Spotify has basically nothing I've ever tried to actively listen to. It's also missing tracks of larger artists. It's also still subject to licensing which means what you have saved isn't guaranteed to be there forever (unless you're using a spotify downloader, I guess. I don't know why you would if you feel comfortable enough paying for it but not enough that you won't still download them?). Personally, to me it seems crazy to pay $10 a month for music I'm probably going to listen to for each month for the rest of my life? People always say it's great for discovery but I don't see how it's any better than any other avenue of finding new artists and releases. The convenience of an online app isn't very convenient for me, it being streamed is something that affects me on road trips and I'd need to have the foresight to download something, vs permanently having the songs on my phone (or a step further, microSD cards filled with music.) Like it was before? Just like Google Photos, if I can host my own photo backup on my computer why am I paying someone else an exorbitant fee? I can take this even further, I have Plex setup (and other music servers) and use Plexamp which is essentially my curated Spotify. Bonus: I have my core music on my phone, I have extra music streaming to me.

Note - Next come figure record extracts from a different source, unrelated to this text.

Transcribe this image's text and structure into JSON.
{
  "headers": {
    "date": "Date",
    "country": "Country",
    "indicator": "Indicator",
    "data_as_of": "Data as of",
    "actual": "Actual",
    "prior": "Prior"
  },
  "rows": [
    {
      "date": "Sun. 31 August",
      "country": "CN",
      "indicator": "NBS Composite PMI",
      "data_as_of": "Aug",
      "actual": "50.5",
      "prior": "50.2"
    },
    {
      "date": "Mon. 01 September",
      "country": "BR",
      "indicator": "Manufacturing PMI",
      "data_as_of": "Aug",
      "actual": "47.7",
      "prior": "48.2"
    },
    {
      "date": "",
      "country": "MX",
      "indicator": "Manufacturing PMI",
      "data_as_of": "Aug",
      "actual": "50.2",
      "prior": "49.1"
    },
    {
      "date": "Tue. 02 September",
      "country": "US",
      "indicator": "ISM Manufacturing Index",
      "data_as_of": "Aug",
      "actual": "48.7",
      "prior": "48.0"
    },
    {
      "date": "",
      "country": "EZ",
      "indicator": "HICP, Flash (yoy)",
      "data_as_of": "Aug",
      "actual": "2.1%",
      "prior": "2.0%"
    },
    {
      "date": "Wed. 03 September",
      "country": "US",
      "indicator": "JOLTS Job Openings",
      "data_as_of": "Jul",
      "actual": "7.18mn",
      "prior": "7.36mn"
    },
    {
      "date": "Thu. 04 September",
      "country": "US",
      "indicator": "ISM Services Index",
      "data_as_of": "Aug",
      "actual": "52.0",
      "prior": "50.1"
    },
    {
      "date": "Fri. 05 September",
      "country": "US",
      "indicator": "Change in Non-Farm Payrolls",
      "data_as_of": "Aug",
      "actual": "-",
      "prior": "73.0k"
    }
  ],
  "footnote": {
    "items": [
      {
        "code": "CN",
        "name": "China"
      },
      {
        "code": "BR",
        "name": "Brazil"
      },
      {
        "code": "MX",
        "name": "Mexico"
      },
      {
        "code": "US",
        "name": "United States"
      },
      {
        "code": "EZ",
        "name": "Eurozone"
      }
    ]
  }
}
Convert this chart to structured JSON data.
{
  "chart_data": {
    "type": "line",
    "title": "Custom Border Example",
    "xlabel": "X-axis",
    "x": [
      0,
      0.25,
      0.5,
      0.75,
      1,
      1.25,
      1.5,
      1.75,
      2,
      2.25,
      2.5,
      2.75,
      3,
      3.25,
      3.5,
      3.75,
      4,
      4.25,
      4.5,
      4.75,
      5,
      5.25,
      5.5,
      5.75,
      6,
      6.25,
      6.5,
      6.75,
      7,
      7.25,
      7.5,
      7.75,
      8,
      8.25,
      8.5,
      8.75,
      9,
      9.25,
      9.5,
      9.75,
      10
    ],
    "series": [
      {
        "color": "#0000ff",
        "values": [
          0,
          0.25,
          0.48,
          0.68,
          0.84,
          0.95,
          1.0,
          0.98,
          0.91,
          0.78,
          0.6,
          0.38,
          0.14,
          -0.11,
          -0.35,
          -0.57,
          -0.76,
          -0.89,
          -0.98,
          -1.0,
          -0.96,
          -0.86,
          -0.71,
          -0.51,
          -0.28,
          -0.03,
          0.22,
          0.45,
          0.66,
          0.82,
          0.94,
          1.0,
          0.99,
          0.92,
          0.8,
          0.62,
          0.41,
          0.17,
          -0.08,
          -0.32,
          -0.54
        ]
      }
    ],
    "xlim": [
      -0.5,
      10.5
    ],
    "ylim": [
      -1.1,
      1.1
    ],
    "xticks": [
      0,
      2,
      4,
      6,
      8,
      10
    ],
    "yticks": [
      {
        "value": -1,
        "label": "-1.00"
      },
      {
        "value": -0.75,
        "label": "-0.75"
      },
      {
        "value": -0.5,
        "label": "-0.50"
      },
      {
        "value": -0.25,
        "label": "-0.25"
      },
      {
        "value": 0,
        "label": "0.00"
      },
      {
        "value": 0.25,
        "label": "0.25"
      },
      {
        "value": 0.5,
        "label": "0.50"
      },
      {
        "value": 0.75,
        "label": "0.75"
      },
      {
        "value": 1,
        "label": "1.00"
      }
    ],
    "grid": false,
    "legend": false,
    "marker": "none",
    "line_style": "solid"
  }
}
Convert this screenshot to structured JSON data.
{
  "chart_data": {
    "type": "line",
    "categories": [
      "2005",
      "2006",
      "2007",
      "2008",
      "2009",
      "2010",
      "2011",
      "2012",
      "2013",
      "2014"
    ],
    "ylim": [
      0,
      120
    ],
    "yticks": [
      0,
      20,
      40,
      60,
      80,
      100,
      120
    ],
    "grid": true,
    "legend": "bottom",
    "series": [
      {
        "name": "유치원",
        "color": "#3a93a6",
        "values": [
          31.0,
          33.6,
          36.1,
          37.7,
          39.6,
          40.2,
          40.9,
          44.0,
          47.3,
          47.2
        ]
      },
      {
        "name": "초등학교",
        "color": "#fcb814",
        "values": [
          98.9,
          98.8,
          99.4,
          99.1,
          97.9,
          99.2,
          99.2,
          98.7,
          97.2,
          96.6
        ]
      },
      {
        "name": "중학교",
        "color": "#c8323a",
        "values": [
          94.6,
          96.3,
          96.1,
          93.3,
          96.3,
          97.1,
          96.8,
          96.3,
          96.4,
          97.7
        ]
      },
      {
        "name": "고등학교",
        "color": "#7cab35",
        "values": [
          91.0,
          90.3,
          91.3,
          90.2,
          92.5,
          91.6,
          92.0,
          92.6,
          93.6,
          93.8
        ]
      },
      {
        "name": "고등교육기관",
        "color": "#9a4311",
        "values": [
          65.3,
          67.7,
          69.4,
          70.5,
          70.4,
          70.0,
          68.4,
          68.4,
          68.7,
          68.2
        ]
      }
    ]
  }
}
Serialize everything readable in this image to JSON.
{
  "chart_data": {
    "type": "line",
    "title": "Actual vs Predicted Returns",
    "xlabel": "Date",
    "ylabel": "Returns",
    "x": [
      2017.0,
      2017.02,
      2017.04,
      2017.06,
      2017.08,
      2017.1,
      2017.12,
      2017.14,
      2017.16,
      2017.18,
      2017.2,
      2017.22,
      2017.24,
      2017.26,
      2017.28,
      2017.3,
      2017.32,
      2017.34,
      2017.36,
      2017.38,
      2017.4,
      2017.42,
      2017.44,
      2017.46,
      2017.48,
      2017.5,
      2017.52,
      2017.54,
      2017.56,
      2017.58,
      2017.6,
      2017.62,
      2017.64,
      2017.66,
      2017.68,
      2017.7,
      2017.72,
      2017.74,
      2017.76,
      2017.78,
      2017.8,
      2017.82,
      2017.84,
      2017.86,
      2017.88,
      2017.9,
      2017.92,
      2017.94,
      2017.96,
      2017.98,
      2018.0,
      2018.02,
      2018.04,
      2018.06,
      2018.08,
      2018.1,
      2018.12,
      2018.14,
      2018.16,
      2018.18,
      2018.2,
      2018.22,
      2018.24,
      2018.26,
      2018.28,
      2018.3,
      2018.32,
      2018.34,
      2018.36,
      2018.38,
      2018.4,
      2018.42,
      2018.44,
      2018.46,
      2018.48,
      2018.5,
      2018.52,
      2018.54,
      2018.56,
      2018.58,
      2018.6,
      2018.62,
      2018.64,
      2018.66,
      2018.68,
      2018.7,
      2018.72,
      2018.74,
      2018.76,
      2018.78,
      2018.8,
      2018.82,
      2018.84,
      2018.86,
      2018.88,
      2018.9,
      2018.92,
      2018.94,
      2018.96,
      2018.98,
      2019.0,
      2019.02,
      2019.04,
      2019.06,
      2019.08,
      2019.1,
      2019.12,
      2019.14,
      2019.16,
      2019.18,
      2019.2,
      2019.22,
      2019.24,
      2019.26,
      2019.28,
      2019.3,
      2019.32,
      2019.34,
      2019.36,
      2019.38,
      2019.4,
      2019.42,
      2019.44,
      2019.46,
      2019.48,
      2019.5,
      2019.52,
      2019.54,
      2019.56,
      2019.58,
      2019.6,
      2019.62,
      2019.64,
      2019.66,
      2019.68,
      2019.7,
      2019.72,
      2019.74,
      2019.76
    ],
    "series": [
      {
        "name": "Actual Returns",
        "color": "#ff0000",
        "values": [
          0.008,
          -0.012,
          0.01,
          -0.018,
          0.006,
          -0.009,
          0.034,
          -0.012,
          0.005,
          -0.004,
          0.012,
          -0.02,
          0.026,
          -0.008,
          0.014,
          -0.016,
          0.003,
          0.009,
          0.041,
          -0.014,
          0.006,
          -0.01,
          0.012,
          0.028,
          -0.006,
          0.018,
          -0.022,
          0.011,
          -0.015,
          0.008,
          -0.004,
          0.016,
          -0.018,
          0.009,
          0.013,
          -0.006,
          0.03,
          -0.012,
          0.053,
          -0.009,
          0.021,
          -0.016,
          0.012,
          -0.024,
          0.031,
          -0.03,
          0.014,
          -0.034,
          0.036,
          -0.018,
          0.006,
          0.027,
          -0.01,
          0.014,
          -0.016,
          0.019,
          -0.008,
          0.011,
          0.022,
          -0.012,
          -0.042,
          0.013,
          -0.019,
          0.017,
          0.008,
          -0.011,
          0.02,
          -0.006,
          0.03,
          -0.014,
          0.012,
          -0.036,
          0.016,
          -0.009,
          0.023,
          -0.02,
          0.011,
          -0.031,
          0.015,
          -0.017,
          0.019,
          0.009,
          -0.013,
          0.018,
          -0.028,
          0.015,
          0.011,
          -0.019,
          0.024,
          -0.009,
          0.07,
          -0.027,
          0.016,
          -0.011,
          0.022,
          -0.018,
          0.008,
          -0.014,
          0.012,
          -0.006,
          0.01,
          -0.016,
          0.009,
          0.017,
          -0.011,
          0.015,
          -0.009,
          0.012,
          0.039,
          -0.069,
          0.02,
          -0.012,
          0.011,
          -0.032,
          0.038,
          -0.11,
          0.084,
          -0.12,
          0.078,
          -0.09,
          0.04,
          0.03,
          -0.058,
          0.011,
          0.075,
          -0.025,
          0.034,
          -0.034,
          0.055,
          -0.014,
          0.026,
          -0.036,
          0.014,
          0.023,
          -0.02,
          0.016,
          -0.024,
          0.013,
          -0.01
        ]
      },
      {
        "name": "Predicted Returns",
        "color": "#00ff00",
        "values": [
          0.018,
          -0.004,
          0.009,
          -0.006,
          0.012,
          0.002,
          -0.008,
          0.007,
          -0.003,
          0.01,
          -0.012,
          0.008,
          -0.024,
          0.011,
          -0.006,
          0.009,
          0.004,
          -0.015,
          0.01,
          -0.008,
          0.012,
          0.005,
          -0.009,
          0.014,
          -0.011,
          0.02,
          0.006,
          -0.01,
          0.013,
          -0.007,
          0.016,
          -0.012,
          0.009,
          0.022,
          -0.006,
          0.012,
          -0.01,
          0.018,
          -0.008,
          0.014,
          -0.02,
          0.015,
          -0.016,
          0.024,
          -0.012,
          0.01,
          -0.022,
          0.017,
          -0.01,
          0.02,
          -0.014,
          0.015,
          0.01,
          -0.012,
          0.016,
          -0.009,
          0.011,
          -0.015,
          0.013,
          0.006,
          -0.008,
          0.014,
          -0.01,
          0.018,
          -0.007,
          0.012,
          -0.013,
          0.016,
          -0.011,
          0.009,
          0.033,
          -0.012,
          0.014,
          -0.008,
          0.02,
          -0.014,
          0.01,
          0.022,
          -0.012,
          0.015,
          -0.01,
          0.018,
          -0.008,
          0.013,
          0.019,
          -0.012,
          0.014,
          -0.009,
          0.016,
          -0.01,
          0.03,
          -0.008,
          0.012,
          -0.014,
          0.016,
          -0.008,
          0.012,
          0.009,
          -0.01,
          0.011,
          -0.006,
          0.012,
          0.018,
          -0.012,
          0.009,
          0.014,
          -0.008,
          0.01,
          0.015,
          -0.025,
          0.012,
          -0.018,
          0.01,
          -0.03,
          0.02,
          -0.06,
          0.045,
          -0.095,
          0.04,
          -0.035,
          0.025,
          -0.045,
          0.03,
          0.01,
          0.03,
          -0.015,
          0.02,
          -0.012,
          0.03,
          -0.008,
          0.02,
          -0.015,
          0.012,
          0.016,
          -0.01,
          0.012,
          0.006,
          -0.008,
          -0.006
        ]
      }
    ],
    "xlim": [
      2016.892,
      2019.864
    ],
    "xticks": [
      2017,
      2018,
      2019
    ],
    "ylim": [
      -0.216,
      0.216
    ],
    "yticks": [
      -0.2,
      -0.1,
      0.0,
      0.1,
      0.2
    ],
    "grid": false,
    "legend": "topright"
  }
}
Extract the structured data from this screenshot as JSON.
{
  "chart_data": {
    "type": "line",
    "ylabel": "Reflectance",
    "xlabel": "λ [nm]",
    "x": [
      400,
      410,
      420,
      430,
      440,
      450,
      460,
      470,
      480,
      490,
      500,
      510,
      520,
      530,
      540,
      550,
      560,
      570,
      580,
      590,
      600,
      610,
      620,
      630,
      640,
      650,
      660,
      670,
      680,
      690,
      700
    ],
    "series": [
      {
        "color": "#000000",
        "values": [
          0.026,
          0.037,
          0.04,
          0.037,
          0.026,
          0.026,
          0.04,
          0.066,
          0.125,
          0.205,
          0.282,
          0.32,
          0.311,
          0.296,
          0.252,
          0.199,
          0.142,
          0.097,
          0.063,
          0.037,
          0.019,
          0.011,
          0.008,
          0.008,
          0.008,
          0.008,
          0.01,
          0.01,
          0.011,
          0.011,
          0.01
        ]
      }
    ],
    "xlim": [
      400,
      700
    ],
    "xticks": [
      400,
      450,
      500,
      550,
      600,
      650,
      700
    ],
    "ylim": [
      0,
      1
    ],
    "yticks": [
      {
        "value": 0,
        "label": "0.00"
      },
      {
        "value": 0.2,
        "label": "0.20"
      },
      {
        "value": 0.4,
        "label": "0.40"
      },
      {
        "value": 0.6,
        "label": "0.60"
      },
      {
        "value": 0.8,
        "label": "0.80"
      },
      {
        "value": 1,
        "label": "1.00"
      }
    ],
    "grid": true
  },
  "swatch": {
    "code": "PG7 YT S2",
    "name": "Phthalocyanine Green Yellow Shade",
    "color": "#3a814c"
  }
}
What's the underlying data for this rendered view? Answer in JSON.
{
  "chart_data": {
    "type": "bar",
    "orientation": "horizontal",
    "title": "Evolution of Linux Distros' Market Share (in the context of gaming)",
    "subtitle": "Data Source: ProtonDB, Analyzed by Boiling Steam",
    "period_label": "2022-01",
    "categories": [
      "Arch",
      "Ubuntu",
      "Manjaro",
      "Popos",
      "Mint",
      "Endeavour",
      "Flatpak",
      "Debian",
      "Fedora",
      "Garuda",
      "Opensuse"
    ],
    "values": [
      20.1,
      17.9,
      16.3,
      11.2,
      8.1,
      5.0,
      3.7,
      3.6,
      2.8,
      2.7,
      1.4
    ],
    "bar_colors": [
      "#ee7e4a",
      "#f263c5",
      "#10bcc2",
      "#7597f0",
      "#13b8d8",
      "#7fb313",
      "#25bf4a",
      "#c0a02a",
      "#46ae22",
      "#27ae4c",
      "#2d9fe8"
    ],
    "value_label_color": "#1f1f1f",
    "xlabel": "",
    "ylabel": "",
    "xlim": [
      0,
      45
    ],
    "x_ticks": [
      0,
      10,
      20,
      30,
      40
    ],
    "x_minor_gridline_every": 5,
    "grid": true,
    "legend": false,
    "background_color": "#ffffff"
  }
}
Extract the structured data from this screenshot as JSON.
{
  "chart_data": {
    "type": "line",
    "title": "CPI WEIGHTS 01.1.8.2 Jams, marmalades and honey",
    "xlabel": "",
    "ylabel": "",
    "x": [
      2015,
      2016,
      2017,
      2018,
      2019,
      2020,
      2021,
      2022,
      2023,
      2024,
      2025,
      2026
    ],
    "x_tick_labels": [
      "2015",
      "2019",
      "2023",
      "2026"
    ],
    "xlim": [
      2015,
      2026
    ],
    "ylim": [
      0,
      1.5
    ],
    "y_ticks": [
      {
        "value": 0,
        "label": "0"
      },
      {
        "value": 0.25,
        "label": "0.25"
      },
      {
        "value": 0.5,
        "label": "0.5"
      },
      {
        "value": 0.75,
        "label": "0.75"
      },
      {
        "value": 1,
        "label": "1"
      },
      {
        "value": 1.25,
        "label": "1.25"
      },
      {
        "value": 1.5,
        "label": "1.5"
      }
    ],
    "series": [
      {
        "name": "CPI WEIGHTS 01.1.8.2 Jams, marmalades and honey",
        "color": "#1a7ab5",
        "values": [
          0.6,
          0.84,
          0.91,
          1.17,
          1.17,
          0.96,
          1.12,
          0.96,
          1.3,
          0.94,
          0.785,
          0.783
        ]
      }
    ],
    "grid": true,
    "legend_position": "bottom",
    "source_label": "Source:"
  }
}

It also doesn't seem to be sustainable, each yeah Spotify operates at a loss while artists get very little payout from it. More than if you pirated from them, sure, but much less than if you just buy the album directly from their options be it physical or digital, or buy just one concert ticket and one merch item.
All this said, as with most things these are subjective case by case freedoms. Many get what they need from it and that's good enough and they're happy. Others just like to rip it all themselves and setup bubbleuPnP servers, and some probably are still just only playing CD's through their car that doesn't have AUX or bluetooth. If your decision to listen to an artist with the intent to give them your money, you probably should buy things from them instead of listening to them exclusively on Spotify you pay for. If your decision to listen to music is to just hear stuff, discovery, and it has even just 60% of a catalog of songs you'd listen to, the convenience is probably worth paying for. Especially given that technically the alternatives I've mentioned have an upfront cost of a computer and hard drives - for what it's worth only the cost of 2 years of Spotify and 2 to 4 hours of setup time, but still a larger cost nonetheless.
That's worth it for some, they just prefer having it all physical/digitally stored and accessible for sampling and playback, the discovery and library probably aren't as deep as what they're looking for.